Marie Heinen
Marie Heinen | ||||
---|---|---|---|---|
Algemene informatie | ||||
Geboren | 3 november 1881 Amsterdam | |||
Overleden | 24 november 1948 Den Haag | |||
|
Marie Heinen (Amsterdam, 3 november 1881 – Den Haag, 24 november 1948) was directeur van het Nationaal Bureau voor Vrouwenarbeid.
Marie Heinen was een dochter van Gerrit Hendrik Heinen en de Zwitserse Marie Streuli. Haar vader was een succesvol huis- en decoratieschilder die veel interesse had voor kunst. Hij was echter niet zo liberaal in zijn denken over de positie van de vrouw in de maatschappij. Na haar opleiding op de Openbare Meisjesschool in Amsterdam mocht Marie niet verder studeren aan het gymnasium maar werd ze naar een Zwitserse kostschool gestuurd.
Nadat ze van school afkwam vond ze in Zwitserland een baan bij een exportbedrijf. Naast Duits en Frans sprak Marie ook Spaans, Portugees en Italiaans.
Van 1902 tot 1904 werkte Marie Heinen als correspondente Spaans in een borduurfabriek in Herisau en van 1904 tot 1908 zij als correspondent Spaans en Portugees in een papierwarenfabriek in Koblenz. Hier werd ze zich bewust van slechte arbeidsomstandigheden van de fabrieksarbeidsters en begon zich te interesseren voor sociale vraagstukken.
In 1908 werd ze adjunct-directrice bij het Nationaal Bureau voor Vrouwenarbeid (NBV) in Den Haag, opgericht in 1901. Ze werkte nauw samen met directeur Anna Sophia Polak. Marie Heinen zorgde voor veel publicaties en enquêtes, zoals de Vrouwenjaarboekjes voor Nederland die tussen 1909 en 1920 verschenen. Bovendien zette zij zich in voor het verbeteren van arbeidsomstandigheden zoals de invoering van kortere werktijden voor vrouwen.
In 1912 richtte Marie Heinen samen met Anna Polak de Nederlandse Vereniging voor Huisvrouwen op. In 1936 werd Anna Polak ziek en een jaar later volgde Heinen haar op als directrice van het NBV.
Tijdens de Tweede Wereldoorlog moest ze onderduiken. Na de oorlog werkte ze nog twee jaar voor het NBV om in 1947 afscheid te nemen. Bij haar uitdiensttreding ontving ze de onderscheiding van ridder in de Orde van Oranje-Nassau.
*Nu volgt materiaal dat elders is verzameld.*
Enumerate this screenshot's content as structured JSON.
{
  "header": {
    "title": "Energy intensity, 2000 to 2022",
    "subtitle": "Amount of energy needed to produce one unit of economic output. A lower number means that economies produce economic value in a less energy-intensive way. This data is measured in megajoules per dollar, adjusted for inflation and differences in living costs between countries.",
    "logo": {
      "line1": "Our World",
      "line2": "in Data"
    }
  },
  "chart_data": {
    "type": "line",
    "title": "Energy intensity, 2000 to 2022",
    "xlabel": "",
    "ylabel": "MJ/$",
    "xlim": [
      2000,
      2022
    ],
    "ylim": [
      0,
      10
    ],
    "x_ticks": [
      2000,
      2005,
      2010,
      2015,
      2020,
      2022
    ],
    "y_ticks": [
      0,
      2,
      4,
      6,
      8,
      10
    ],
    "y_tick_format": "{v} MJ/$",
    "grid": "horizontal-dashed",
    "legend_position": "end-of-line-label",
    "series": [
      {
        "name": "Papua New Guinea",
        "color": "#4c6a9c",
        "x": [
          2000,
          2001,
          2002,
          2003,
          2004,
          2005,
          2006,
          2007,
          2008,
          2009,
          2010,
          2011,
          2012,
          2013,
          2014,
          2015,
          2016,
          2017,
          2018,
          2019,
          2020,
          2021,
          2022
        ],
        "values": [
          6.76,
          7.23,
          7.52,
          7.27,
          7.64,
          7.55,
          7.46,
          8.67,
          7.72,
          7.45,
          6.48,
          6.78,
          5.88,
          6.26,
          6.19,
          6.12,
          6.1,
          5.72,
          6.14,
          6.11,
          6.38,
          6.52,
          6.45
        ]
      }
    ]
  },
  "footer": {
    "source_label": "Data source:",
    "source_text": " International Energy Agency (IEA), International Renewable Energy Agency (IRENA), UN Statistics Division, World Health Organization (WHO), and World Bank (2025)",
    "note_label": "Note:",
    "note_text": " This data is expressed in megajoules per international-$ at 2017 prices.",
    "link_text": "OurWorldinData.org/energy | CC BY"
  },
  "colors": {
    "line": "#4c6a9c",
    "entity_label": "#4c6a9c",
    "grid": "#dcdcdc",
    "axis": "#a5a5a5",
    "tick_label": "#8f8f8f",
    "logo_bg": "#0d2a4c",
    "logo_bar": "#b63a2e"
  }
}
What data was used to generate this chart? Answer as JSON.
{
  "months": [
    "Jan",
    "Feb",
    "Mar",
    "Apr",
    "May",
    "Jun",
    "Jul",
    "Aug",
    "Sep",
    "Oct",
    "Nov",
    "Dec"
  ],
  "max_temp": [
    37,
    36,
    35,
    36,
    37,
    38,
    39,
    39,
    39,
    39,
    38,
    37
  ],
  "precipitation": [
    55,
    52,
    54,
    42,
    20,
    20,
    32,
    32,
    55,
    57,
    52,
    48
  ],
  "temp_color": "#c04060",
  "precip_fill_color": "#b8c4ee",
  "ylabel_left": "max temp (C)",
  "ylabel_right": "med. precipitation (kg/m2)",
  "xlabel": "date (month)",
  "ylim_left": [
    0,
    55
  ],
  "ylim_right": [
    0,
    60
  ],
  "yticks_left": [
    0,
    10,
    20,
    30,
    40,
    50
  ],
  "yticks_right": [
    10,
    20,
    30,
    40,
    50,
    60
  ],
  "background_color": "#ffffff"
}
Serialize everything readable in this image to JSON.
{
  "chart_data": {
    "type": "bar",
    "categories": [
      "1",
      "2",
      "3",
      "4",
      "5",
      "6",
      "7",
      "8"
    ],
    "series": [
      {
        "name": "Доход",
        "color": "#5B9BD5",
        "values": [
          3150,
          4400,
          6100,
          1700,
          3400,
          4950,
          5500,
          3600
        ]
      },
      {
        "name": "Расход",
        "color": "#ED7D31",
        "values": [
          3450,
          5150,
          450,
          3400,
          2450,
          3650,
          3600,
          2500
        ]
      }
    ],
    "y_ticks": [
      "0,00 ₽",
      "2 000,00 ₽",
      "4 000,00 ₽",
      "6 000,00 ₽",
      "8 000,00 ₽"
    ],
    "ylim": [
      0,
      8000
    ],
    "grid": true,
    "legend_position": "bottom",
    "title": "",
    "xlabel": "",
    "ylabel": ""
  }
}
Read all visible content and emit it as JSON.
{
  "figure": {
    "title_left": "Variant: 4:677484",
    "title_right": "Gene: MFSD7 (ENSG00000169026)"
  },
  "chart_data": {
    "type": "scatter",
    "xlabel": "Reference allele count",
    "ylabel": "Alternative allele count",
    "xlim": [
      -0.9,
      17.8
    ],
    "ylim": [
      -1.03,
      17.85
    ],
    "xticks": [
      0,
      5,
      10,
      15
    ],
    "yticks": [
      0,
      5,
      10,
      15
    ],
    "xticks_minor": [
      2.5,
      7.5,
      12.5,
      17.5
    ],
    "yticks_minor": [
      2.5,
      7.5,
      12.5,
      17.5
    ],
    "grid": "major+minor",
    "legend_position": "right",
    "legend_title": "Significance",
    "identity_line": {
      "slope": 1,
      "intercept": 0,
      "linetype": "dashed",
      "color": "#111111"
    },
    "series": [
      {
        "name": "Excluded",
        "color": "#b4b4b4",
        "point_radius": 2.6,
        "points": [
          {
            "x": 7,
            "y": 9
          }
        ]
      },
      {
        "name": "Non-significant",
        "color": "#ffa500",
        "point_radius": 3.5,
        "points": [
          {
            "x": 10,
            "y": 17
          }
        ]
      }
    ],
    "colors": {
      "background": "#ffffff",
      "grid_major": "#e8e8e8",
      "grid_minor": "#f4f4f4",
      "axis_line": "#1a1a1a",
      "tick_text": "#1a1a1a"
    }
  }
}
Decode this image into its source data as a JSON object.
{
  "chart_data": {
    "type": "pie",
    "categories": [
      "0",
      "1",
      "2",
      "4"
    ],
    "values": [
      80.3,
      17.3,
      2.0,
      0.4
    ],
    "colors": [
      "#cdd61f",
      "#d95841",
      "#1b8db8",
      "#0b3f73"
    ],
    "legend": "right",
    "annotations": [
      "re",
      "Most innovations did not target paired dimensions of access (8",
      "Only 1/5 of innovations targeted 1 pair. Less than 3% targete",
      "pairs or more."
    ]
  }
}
Marie Heinen werkte verder aan de verbetering van de positie van de vrouw als lid van de Hoge Raad van Arbeid, de Centrale Commissie van bijstand voor Arbeid en Migratie, het internationaal comité voor vrouwenarbeid van de Nationale Vrouwenraad van Nederland en het Internationaal Arbeidsbureau te Genève. Ze was bovendien medeoprichter en bestuurslid van de Vereniging van Academisch gevormde Christenvrouwen (VACV).